ÇHD, Başbakan'ın, "Bu avukatlar işini bilen avukatlar" sözlerine "Çok doğru tespit etmişsiniz. Evet bu avukatlar, Çağdaş Hukukçular Derneği'nin 40 yıllık adalet mücadelesinin bugünkü temsilcileridir. Bizler de onların işlerini çok iyi bildiğini biliyoruz. Bunu Engin Çeber’in Şerzan Kurt’un Çağdaş Gemik’in, Baran Tursun’un Emrah Gezer’in davalarında, iktidarınız zamanında yapılan işkence, yargısız infazlar dosyalarında, ve yine iktidarınız tarafından hep korunmaya çalışılan katillerin cezalandırılması için verilen onurlu mücadelelerinden ve başarılarından biliyoruz" şeklide yanıt verdi.

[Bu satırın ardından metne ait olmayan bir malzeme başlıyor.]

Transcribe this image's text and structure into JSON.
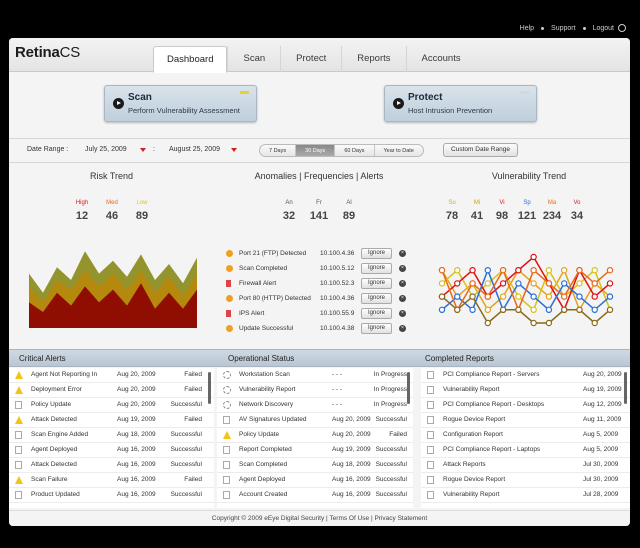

'AVUKATLARA MÜDAHALE EDİLEMEZ'

Açıklama şu ifadelerle devam etti:

"Ve dışarıdakiler, bizler, sizin deyiminizle, 'avukatlara müdahale edilemez' diyenler, olarak bir kere daha diyoruz, avukatlara müdahale edilemez. Ama biliyoruz ki edeceksiniz. Edin. Bu güne kadar halkımıza uygulamadığınız hukukunuzu, bize uygulayın demeyeceğiz. Zaten uygulamayacaksınız. Yargıya müdahale ediyorsunuz da demeyeceğiz. Sizin de tıpkı sizden öncekiler gibi müdahale ettiğinizi biliyoruz. Etmeye devam edin. O sebeple, soruşturma neye dayanmış, savcı ne sormuş, hangi somut delile dayanılarak bu avukatlar tutuklanmış, bunları da size hatırlatmayacağız.

'BİZE DÜŞMAN CEZA HUKUKU UYGULUYORSUNUZ'

Biz biliyoruz ki, bize düşman ceza hukuku uyguluyorsunuz. Bu davanın suçu da suçlusu da olmayacak. Arkadaşlarımız orada rehindirler. Bu zihniyet, geçen yüzyılda Nazi toplama kamplarını yarattı, bu yüzyılda ise Guantanamo kamplarını yarattı. Ancak şunu bilmenizi isteriz ki, bu operasyon ile hedef aldığınız devrimci avukatlık pratiğimizdir. Derneğimiz, 40 yıldır ezilenlerin, yoksulların, sömürülenlerin kısacası tüm toplumsal muhalefetin avukatlığını Kurumsal olarak yapmaktadır. Baskılarınız bizleri yıldıramayacaktır. (ETHA)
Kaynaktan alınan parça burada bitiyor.